This first show on the Milan Menswear Fashion Week schedule was shown way beyond the city limits—we’d apparently traveled halfway back to Florence barely hours after leaving it. However there was design behind the gesture—ambition in the collection that matched the scale of the journey to reach it. For the venue to which we schlepped was the titanic, rusted ribcage of the Falck iron mill, which from its foundation in 1903 to its closure in 1995 provided the raw materials that fueled much of Lombardy’s economic flourishing for companies including Olivetti and Alfa Romeo.
Today this huge site has been cleaned (so Alessandro Sartori assured us) of the long-seeping toxic chemicals in its soil and work will soon begin on a Renzo Piano envisaged redevelopment to create huge new housing capacity and a new home for the region’s cancer and neurological hospitals. The hulking superstructure in which we sat will remain as a monument—and admonishment—of 20th-century industrialism. Thus this blighted, rubble-strewn, fume-blown Mad Max-like landscape made the geographically inconvenient but thematically ideal site for this collection. That aptness was two-fold, both in substance and aesthetic.

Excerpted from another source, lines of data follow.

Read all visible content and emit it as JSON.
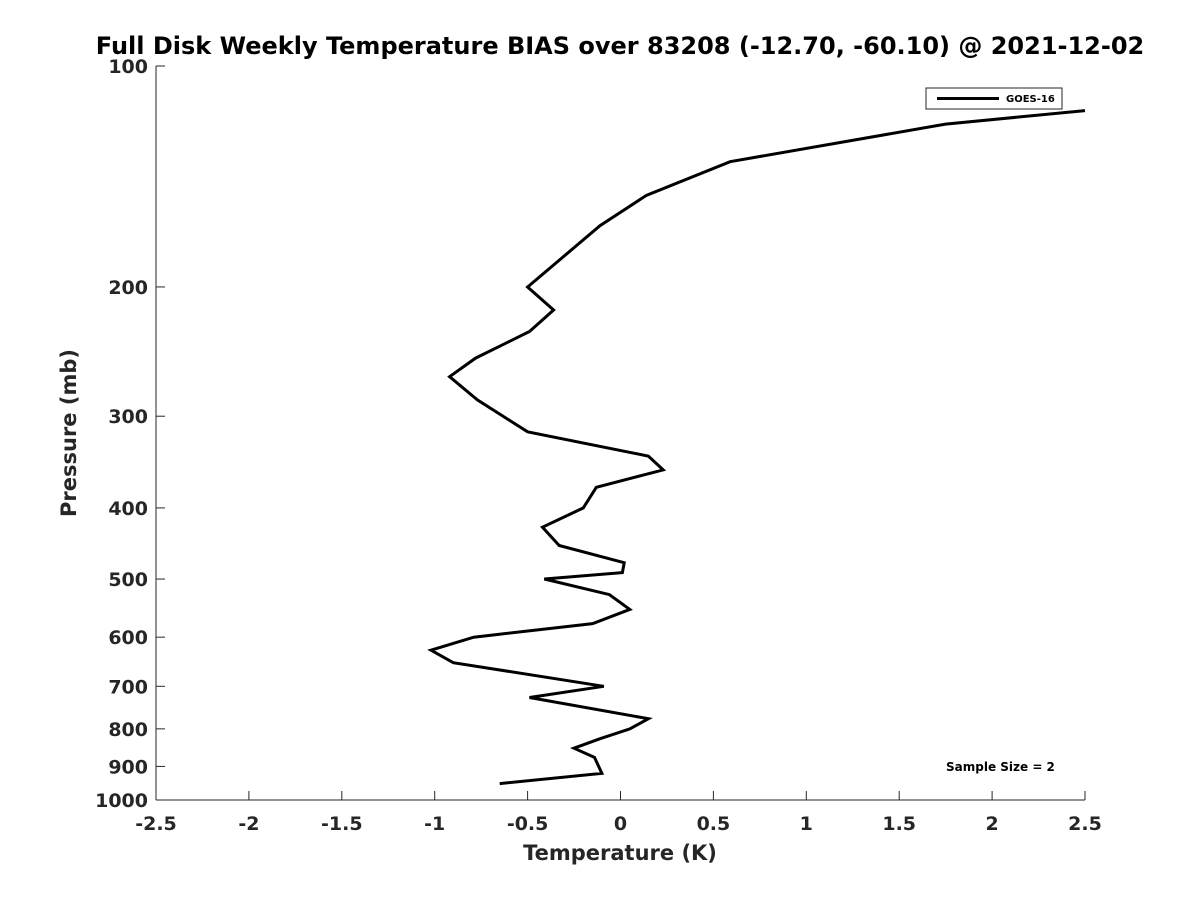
{
  "chart_data": {
    "type": "line",
    "title": "Full Disk Weekly Temperature BIAS over 83208 (-12.70, -60.10) @ 2021-12-02",
    "xlabel": "Temperature (K)",
    "ylabel": "Pressure (mb)",
    "xlim": [
      -2.5,
      2.5
    ],
    "ylim": [
      100,
      1000
    ],
    "y_scale": "log",
    "y_reversed": true,
    "x_ticks": [
      -2.5,
      -2,
      -1.5,
      -1,
      -0.5,
      0,
      0.5,
      1,
      1.5,
      2,
      2.5
    ],
    "x_tick_labels": [
      "-2.5",
      "-2",
      "-1.5",
      "-1",
      "-0.5",
      "0",
      "0.5",
      "1",
      "1.5",
      "2",
      "2.5"
    ],
    "y_ticks": [
      100,
      200,
      300,
      400,
      500,
      600,
      700,
      800,
      900,
      1000
    ],
    "y_tick_labels": [
      "100",
      "200",
      "300",
      "400",
      "500",
      "600",
      "700",
      "800",
      "900",
      "1000"
    ],
    "grid": false,
    "legend_position": "top-right",
    "series": [
      {
        "name": "GOES-16",
        "color": "#000000",
        "points": [
          {
            "x": 2.5,
            "y": 115
          },
          {
            "x": 1.75,
            "y": 120
          },
          {
            "x": 0.59,
            "y": 135
          },
          {
            "x": 0.14,
            "y": 150
          },
          {
            "x": -0.11,
            "y": 165
          },
          {
            "x": -0.5,
            "y": 200
          },
          {
            "x": -0.36,
            "y": 215
          },
          {
            "x": -0.49,
            "y": 230
          },
          {
            "x": -0.78,
            "y": 250
          },
          {
            "x": -0.92,
            "y": 265
          },
          {
            "x": -0.77,
            "y": 285
          },
          {
            "x": -0.5,
            "y": 315
          },
          {
            "x": 0.15,
            "y": 340
          },
          {
            "x": 0.23,
            "y": 355
          },
          {
            "x": -0.13,
            "y": 375
          },
          {
            "x": -0.2,
            "y": 400
          },
          {
            "x": -0.42,
            "y": 425
          },
          {
            "x": -0.33,
            "y": 450
          },
          {
            "x": 0.02,
            "y": 475
          },
          {
            "x": 0.01,
            "y": 490
          },
          {
            "x": -0.41,
            "y": 500
          },
          {
            "x": -0.06,
            "y": 525
          },
          {
            "x": 0.05,
            "y": 550
          },
          {
            "x": -0.15,
            "y": 575
          },
          {
            "x": -0.79,
            "y": 600
          },
          {
            "x": -1.02,
            "y": 625
          },
          {
            "x": -0.9,
            "y": 650
          },
          {
            "x": -0.09,
            "y": 700
          },
          {
            "x": -0.49,
            "y": 725
          },
          {
            "x": 0.15,
            "y": 775
          },
          {
            "x": 0.05,
            "y": 800
          },
          {
            "x": -0.11,
            "y": 825
          },
          {
            "x": -0.25,
            "y": 850
          },
          {
            "x": -0.14,
            "y": 875
          },
          {
            "x": -0.1,
            "y": 920
          },
          {
            "x": -0.65,
            "y": 950
          }
        ]
      }
    ],
    "annotations": [
      {
        "text": "Sample Size = 2"
      }
    ]
  }
}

Substance-wise, a solid 20 percent of the clothes on show were made of both nylon and wool upcycled from existing Ermenegildo Zegna waste product. According to Sartori, 20 percent of wool is lost at the spinning stage, another 20 percent at the weaving stage, and then a final 10 percent at the cutting stage. Here that wool, and off-cut nylon too, was used either to make completely new pieces or was mixed with other ‘new’ materials to make them. Sartori added that Zegna research suggests both wool and nylon can be recycled up to four times—so re-re-re-recycled—and that the company is pushing on to that. It seems certain that soon our value system will rate recycled/upcycled/carbon neutral etc. materials as more precious than those which represent ecological depletion—especially if they look as good: oldness will be the new newness.
Here, from a purely dumb fashion perspective, the upcycled items ranked by no means below those hewn from virgin materials. These included the crunchy nylon suit in look three, and the full arm-printed jackets and parkas in looks 10, 15, 29, and 31. Aesthetically, our venue was reflected in the base layer of grays, rust, and metallics that formed the underlying color story on the runway of loose black gravel. Many of the pieces were pressed during fabrication to create irregular pleats and creases that either looked drunkenly ironed or sensitively patterned, disposition depending. This irregular patterning was reflected not only in the rusting ironwork above us and the by-now widely scored tread marks on that runway, but in the print-on-print irregular grid pentimento that featured on many of the garments—the underlying aesthetic story hinted at layers of use and re-use.
In a show of such epically grand a scale, it was understandable if the smaller—but by no means less agonized over—details passed unmissed. Sartori’s new short-sleeved shirt version of his commercially successful bomber suit, his excellent three-button silk suiting, and a gorgeous faded suede top coat were amongst them. Radical change always comes with casualties, however, and the finer points in this collection will be there to pore over and enjoy in the wearing over the season—and seasons—to come.